What Key failed to make clear was that Australia has been trying to forge a regional approach to both refugee settlement in general, and boat people in particular. And what neither country can, with any tact, spell out is that the settlement of refugees from our region is generally more successful than settlement of people from more distant places such as Somalia and Rwanda.
Boat people typically resettle successfully here. They have well-established communities to settle into and are, as shown by their desperation in boarding death-trap boats, highly motivated. The brutal fact is we get a better outcome from accepting fugitive Timorese or Chinese than we do from taking in often permanently war-traumatised Africans.
The Government will deny that this is a direct consideration, but it is a fact. It could easily have opted to take the 150 in addition to our existing 750-a-year quota, rather than as a part of it. Criticism that the Government has arbitrarily displaced other deserving refugees in favour of boat people is justified.
However, the overarching difficulty is how to decide which refugees are more deserving. Even those who have paid people-smugglers can be genuine refugees, fleeing for their lives. There are countries where life is so terrible, most of the population could qualify for refugee status on humanitarian grounds.
The motivation for a pragmatic “regional approach” – however euphemistic the term – has been spurred by the knock-on effect of Australia’s tougher attitude towards accepting boat people. Intelligence gleaned by both countries indicates people-smugglers are increasingly eyeing New Zealand as a softer destination. It’s impossible to know how reliable this information is, but it can’t be ignored.
What’s also undeniable is that for obvious geographical reasons, Australia does most of the heavy lifting when it comes to deterring and driving off people smugglers. It has also – often deservedly – copped most of the international flak for the miserable limbo into which “successful” boat people are placed, in internment camps on Nauru and in Papua New Guinea.

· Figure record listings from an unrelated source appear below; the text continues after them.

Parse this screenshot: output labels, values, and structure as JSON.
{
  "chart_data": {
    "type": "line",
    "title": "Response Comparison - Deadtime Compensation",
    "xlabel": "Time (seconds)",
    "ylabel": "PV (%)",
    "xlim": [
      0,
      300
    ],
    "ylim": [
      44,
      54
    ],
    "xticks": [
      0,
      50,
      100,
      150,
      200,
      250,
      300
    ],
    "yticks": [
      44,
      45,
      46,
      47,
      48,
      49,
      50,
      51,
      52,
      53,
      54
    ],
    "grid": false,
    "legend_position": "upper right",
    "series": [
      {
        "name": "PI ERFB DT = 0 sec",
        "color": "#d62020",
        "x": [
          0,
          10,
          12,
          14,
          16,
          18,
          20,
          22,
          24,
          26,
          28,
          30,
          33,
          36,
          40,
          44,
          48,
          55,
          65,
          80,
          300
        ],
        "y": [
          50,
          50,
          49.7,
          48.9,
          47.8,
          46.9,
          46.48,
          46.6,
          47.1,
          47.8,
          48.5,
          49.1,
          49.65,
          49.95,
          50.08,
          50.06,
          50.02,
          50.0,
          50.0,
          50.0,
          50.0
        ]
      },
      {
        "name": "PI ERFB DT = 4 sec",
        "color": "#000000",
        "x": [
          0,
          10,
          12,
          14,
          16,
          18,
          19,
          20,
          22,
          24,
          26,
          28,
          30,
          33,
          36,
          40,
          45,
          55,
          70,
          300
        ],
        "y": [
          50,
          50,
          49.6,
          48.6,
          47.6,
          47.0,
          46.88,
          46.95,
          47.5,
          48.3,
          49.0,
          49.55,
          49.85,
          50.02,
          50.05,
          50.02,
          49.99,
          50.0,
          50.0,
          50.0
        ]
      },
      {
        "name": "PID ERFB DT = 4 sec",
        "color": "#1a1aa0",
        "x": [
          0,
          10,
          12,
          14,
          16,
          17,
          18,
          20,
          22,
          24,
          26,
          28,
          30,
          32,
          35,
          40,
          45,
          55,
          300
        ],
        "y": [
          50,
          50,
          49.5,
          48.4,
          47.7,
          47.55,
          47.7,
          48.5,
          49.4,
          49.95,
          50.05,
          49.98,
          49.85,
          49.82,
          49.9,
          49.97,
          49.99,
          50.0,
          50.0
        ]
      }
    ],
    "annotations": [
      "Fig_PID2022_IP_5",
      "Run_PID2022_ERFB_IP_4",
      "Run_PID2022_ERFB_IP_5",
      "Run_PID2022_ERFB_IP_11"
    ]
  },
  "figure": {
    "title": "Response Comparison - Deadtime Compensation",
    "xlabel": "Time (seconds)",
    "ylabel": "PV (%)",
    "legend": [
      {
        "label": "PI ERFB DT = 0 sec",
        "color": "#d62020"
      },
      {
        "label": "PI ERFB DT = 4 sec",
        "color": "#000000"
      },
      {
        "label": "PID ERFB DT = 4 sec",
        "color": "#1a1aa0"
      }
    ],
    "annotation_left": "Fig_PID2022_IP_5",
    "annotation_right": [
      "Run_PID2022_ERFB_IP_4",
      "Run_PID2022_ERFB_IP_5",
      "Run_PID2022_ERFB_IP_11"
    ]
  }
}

There is no such thing as a happy refugee camp. Although the inhabitants usually enjoy better basic living conditions and certainly more security, than in their homelands, their stay can last years, and the uncertainty over their futures is soul-destroying. New Zealand has, by dint of being just that much more remote by sea, been able to let Australia have this political minefield all to itself.

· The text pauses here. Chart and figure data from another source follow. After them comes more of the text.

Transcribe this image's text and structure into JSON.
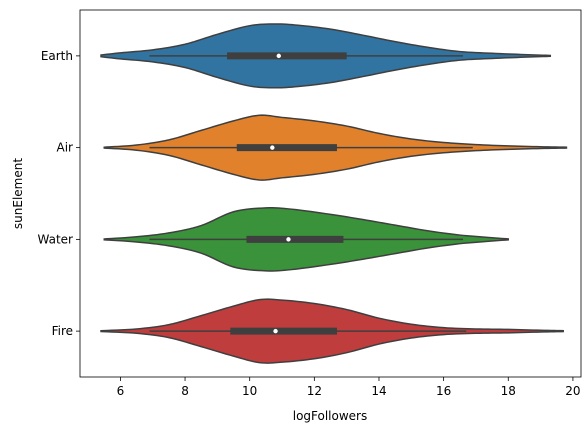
{
  "chart_data": {
    "type": "violin",
    "orientation": "horizontal",
    "title": "",
    "xlabel": "logFollowers",
    "ylabel": "sunElement",
    "xlim": [
      4.75,
      20.25
    ],
    "xticks": [
      6,
      8,
      10,
      12,
      14,
      16,
      18,
      20
    ],
    "categories": [
      "Earth",
      "Air",
      "Water",
      "Fire"
    ],
    "series": [
      {
        "category": "Earth",
        "color": "#3274a1",
        "extent": [
          5.4,
          19.3
        ],
        "whisker": [
          6.9,
          16.6
        ],
        "q1": 9.3,
        "median": 10.9,
        "q3": 13.0,
        "density": [
          [
            5.4,
            0.02
          ],
          [
            6.0,
            0.07
          ],
          [
            7.0,
            0.14
          ],
          [
            8.0,
            0.27
          ],
          [
            9.0,
            0.5
          ],
          [
            10.0,
            0.7
          ],
          [
            10.8,
            0.74
          ],
          [
            11.5,
            0.71
          ],
          [
            12.5,
            0.62
          ],
          [
            13.5,
            0.48
          ],
          [
            14.5,
            0.33
          ],
          [
            15.5,
            0.2
          ],
          [
            16.5,
            0.1
          ],
          [
            17.5,
            0.06
          ],
          [
            18.5,
            0.03
          ],
          [
            19.3,
            0.01
          ]
        ]
      },
      {
        "category": "Air",
        "color": "#e1812c",
        "extent": [
          5.5,
          19.8
        ],
        "whisker": [
          6.9,
          16.9
        ],
        "q1": 9.6,
        "median": 10.7,
        "q3": 12.7,
        "density": [
          [
            5.5,
            0.01
          ],
          [
            6.5,
            0.06
          ],
          [
            7.5,
            0.18
          ],
          [
            8.5,
            0.4
          ],
          [
            9.5,
            0.62
          ],
          [
            10.3,
            0.75
          ],
          [
            11.0,
            0.7
          ],
          [
            12.0,
            0.62
          ],
          [
            13.0,
            0.5
          ],
          [
            14.0,
            0.33
          ],
          [
            15.0,
            0.2
          ],
          [
            16.0,
            0.12
          ],
          [
            17.0,
            0.07
          ],
          [
            18.0,
            0.04
          ],
          [
            19.0,
            0.02
          ],
          [
            19.8,
            0.01
          ]
        ]
      },
      {
        "category": "Water",
        "color": "#3a923a",
        "extent": [
          5.5,
          18.0
        ],
        "whisker": [
          6.9,
          16.6
        ],
        "q1": 9.9,
        "median": 11.2,
        "q3": 12.9,
        "density": [
          [
            5.5,
            0.01
          ],
          [
            6.5,
            0.06
          ],
          [
            7.5,
            0.15
          ],
          [
            8.5,
            0.32
          ],
          [
            9.5,
            0.64
          ],
          [
            10.5,
            0.73
          ],
          [
            11.3,
            0.7
          ],
          [
            12.5,
            0.58
          ],
          [
            13.5,
            0.46
          ],
          [
            14.5,
            0.33
          ],
          [
            15.5,
            0.2
          ],
          [
            16.5,
            0.1
          ],
          [
            17.3,
            0.05
          ],
          [
            18.0,
            0.01
          ]
        ]
      },
      {
        "category": "Fire",
        "color": "#c03d3e",
        "extent": [
          5.4,
          19.7
        ],
        "whisker": [
          6.9,
          16.7
        ],
        "q1": 9.4,
        "median": 10.8,
        "q3": 12.7,
        "density": [
          [
            5.4,
            0.01
          ],
          [
            6.5,
            0.05
          ],
          [
            7.5,
            0.15
          ],
          [
            8.5,
            0.36
          ],
          [
            9.5,
            0.58
          ],
          [
            10.3,
            0.73
          ],
          [
            11.0,
            0.72
          ],
          [
            12.0,
            0.64
          ],
          [
            13.0,
            0.5
          ],
          [
            14.0,
            0.3
          ],
          [
            15.0,
            0.16
          ],
          [
            16.0,
            0.08
          ],
          [
            17.0,
            0.05
          ],
          [
            18.0,
            0.04
          ],
          [
            19.0,
            0.02
          ],
          [
            19.7,
            0.01
          ]
        ]
      }
    ],
    "grid": false,
    "legend": "none"
  }
}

In the end, it’s hard to argue that we should not give Australia more of a hand in settling these refugees – particularly if we want to press Australia, as we should, to moderate the often harsh way it treats its refugee applicants.
Certainly, both governments could dispel much of the scepticism around these issues by overtly promoting a Southeast Asian framework for refugee processing, which would over time deprive the people-smugglers of their trade. They might also be more honest about the practical limits and outcomes of refugee resettlement.
But as we found when forced to nightly watch the plight of the Tampa people on our TV screens, it’s hard to pick and choose among the desperate. The day a boatload of half-dead men, women and children does land on these shores asking for help, who among us will be flinty enough to say, “Queue-jumpers!”?